1970s thinking: Logan’s Run inspires 21st century advertisers
The premise was simple: two hundred years in the future, a post-apocalypse utopia thrives under a protective dome, safe from the primitive remnants of the old order. The populace enjoys a technologically advanced, hedonistic existence regulated by an all-caring computer; they travel in self-driving transportation pods; everyone is young; everyone is hip.
Think Google campus with ’70s hairdos.
Who knew it would inspire the Logan’s Run School of Marketing that rules most brand strategy today?
Don’t worry, Millennials, thanks to the Logan 5.0 update, you can relax when your 30th birthday rolls around: the deadline has shifted to 50. Sweet.
Nevertheless, after a twenty year reprieve, Americans are still symbolically terminated on their 50th birthdays. They no longer appear in mainstream advertising because, in theory, their brand-switching adaptability implant has now expired.
In the movie, Logan was a disruptive – a runner. A former devotee, he escaped conventional wisdom to find an unexpected world of opportunity outside the dome.
Likewise, a few disruptive 21st century adworld Logans have begun to re-think the 50+ space. These runners have discovered that we Boomers are actually America’s most adaptable generation; we have constantly embraced change throughout our lives, and we still do.
For example, let’s talk about how we learned to fly.

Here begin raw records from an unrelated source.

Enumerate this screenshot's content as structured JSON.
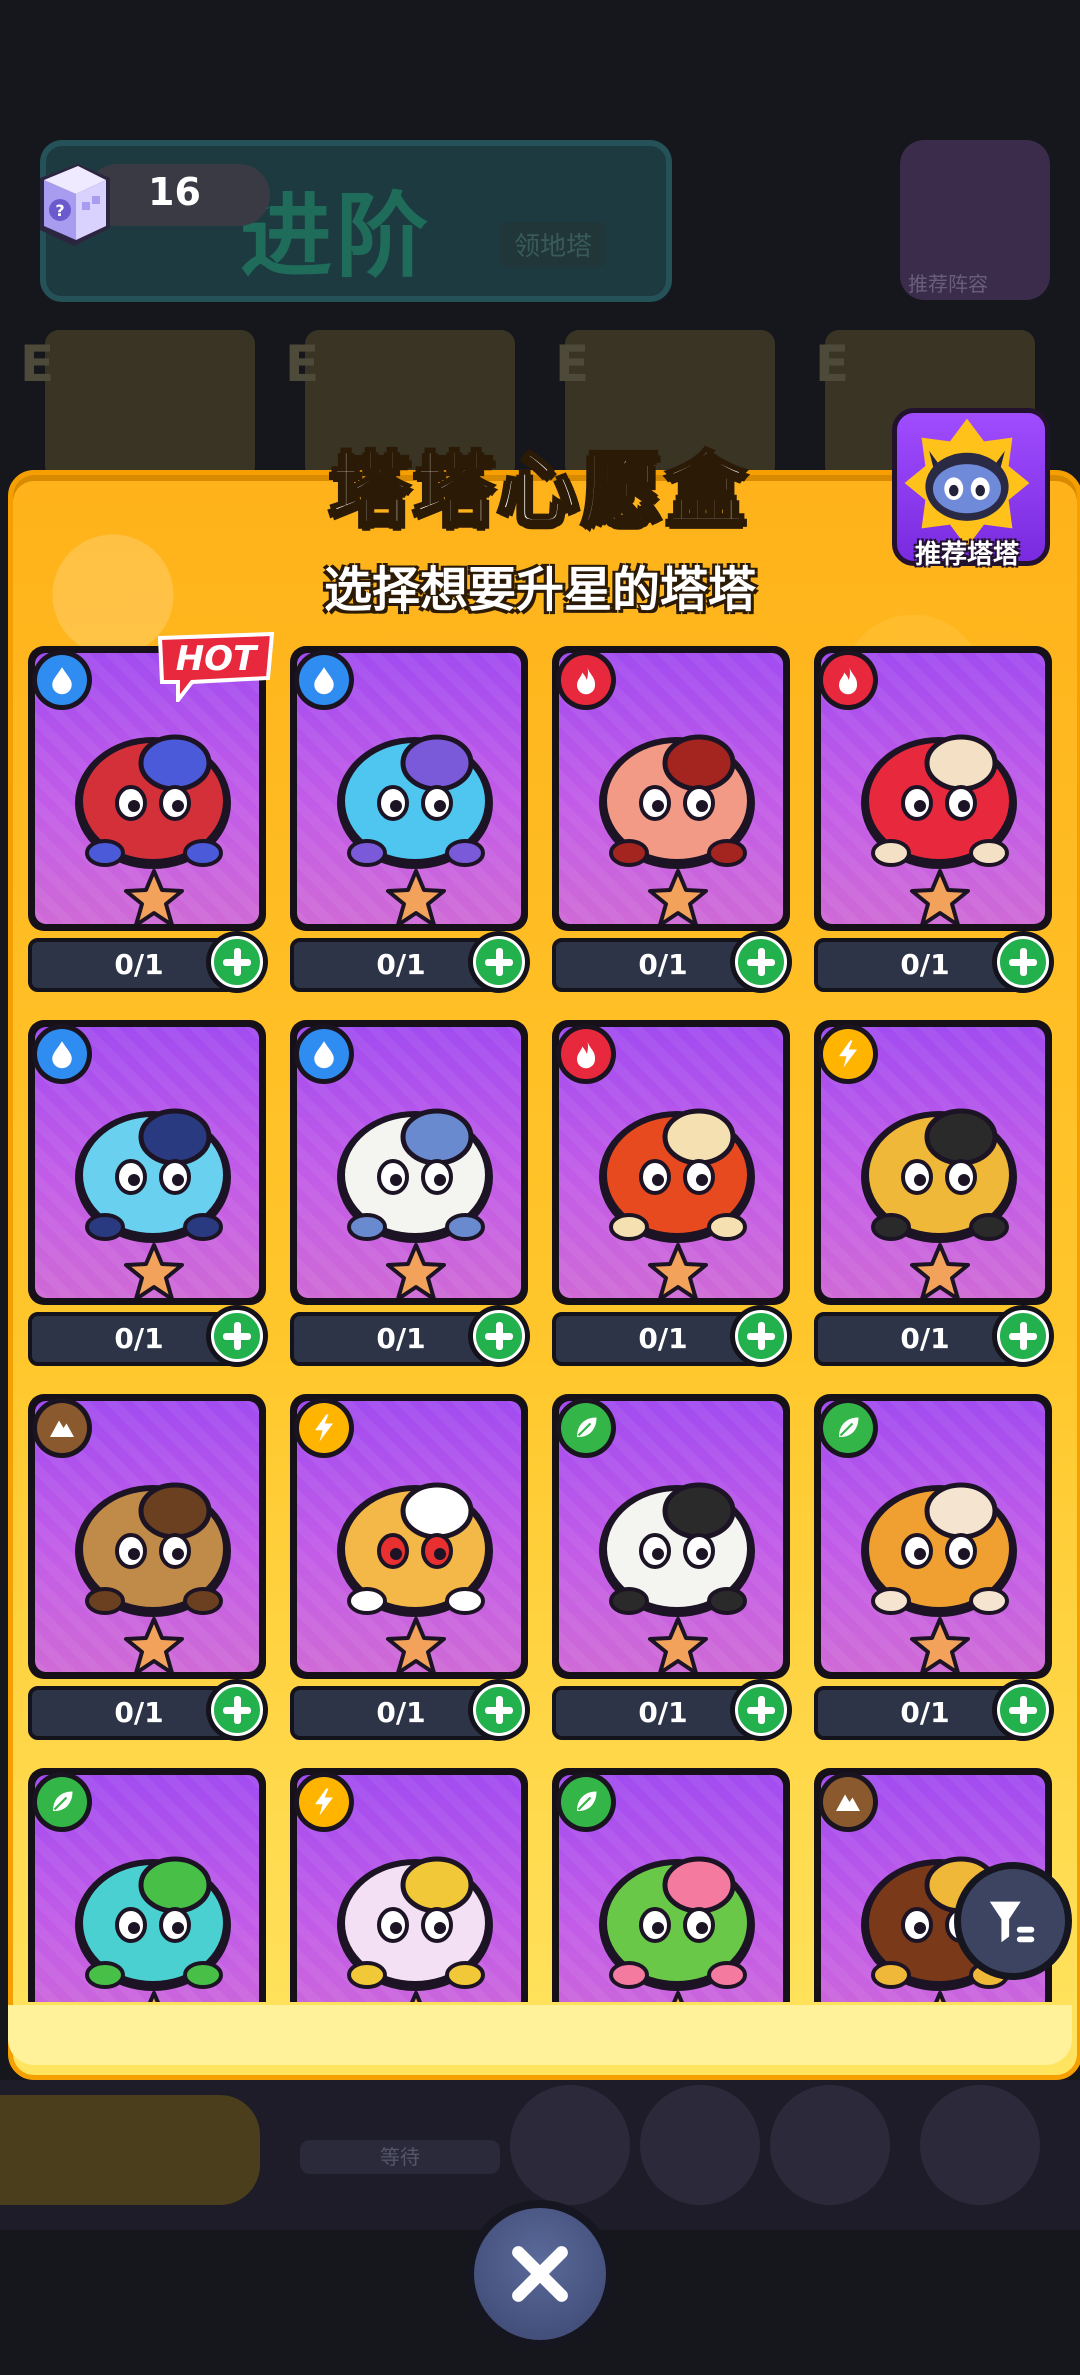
{
  "currency": {
    "value": "16",
    "icon": "mystery-box-icon"
  },
  "background": {
    "banner_text": "进阶",
    "banner_sub": "领地塔",
    "avatar_label": "推荐阵容",
    "bottom_label": "等待"
  },
  "panel": {
    "title": "塔塔心愿盒",
    "subtitle": "选择想要升星的塔塔",
    "recommend_label": "推荐塔塔",
    "hot_label": "HOT"
  },
  "colors": {
    "water": "#2f8cf0",
    "fire": "#e8283c",
    "electric": "#ffb400",
    "earth": "#8a5a2e",
    "grass": "#33b548",
    "panel": "#ffbf25",
    "card": "#b355ee"
  },
  "cards": [
    {
      "element": "water",
      "icon": "water-drop-icon",
      "creature": "crab-creature",
      "count": "0/1",
      "hot": true
    },
    {
      "element": "water",
      "icon": "water-drop-icon",
      "creature": "chameleon-creature",
      "count": "0/1"
    },
    {
      "element": "fire",
      "icon": "flame-icon",
      "creature": "pig-bowl-creature",
      "count": "0/1"
    },
    {
      "element": "fire",
      "icon": "flame-icon",
      "creature": "ladybug-creature",
      "count": "0/1"
    },
    {
      "element": "water",
      "icon": "water-drop-icon",
      "creature": "fish-creature",
      "count": "0/1"
    },
    {
      "element": "water",
      "icon": "water-drop-icon",
      "creature": "polar-bear-creature",
      "count": "0/1"
    },
    {
      "element": "fire",
      "icon": "flame-icon",
      "creature": "fire-bird-creature",
      "count": "0/1"
    },
    {
      "element": "electric",
      "icon": "lightning-icon",
      "creature": "caged-lion-creature",
      "count": "0/1"
    },
    {
      "element": "earth",
      "icon": "mountain-icon",
      "creature": "turtle-creature",
      "count": "0/1"
    },
    {
      "element": "electric",
      "icon": "lightning-icon",
      "creature": "fox-creature",
      "count": "0/1"
    },
    {
      "element": "grass",
      "icon": "leaf-icon",
      "creature": "panda-creature",
      "count": "0/1"
    },
    {
      "element": "grass",
      "icon": "leaf-icon",
      "creature": "sunflower-creature",
      "count": "0/1"
    },
    {
      "element": "grass",
      "icon": "leaf-icon",
      "creature": "bag-frog-creature",
      "count": ""
    },
    {
      "element": "electric",
      "icon": "lightning-icon",
      "creature": "star-cat-creature",
      "count": ""
    },
    {
      "element": "grass",
      "icon": "leaf-icon",
      "creature": "cactus-creature",
      "count": ""
    },
    {
      "element": "earth",
      "icon": "mountain-icon",
      "creature": "snail-creature",
      "count": ""
    }
  ]
}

How Boomers learned to fly – for less money
Back in 1967, when Boomer favorite Sally The Flying Nun Field took to the air on ABC Television, only around 20% of American adults had flown in a commercial aircraft (TIME Magazine, June 25, 1965). By 2000 the figure was around 90%.
Not only did Boomers take to the friendly skies, but we happily adapted to declining airfares.
A 2013 article in The Atlantic magazine tells us this was largely due to deregulation of rigid pre-1978 price controls. Citing data from Airlines for America, the article illustrates the dramatic price decline (see chart: 2011 inflation-adjusted dollars.)
Just how stifling was air fare regulation?
The Atlantic quotes Supreme Court Justice Stephen Breyer who worked on airline deregulation in the 1970s as a senate aide. He explained it this way:
“In 1974 the cheapest round-trip flight New York–Los Angeles (in inflation-adjusted dollars) that regulators would allow: $1,442. Today one can fly the same route for $268”
Learning to fly: how Boomers adapted to new travel codes
Before air travel deregulation, flying was mainly the domain of celebrities, politicians and business executives. But after 1978 it became commonplace for everyday Boomers. Along the way we learned to …
- Fly casual; we no longer dress up to fly. For many, casual morphed into slovenly, scruffy and even sleazy. Some of us miss the good old days.
- Pay for cocktails; these used to be free; during turbulence, 8 Miles High was not just a Byrds hit song.
- Not to smoke on board; sales of nicotine gum soared and we flew healthier.
- Accept reduced meal service; we used to enjoy free 3 course meals in coach, although bureaucrats couldn’t resist regulating the amount of tomato in the salad.
- Replace travel agents with the Internet; this is a Boomer inside joke, since we are supposed to be too rigid to change and too dumb to use the Internet. But, well, it did happen, and we adapted to saving that travel agent commission too.
Consumers over 50: a world class destination
The socio-cultural Boomer-Plus generation™ (Baby Boomers born 1946-1964 plus their slightly older siblings born 1940-1945), is America’s most affluent and adaptable consumer group. In 2014, as its youngest members turn 50, there are 89 million – as a nation it would be the world’s 3rd largest economy, a bigger and wealthier market than Japan, Germany, France or the UK.
So it makes good sense for today’s game-changing young marketing Logans to climb aboard the exciting flight to the 50+ consumer space and the immense opportunities that await them there.
Touchdown will be at our hometown hub, Denver International Airport – according to USA Today of one of the world’s ten most beautiful. Like the Big Idea of marketing to Boomers, it was created by breakthrough thinking.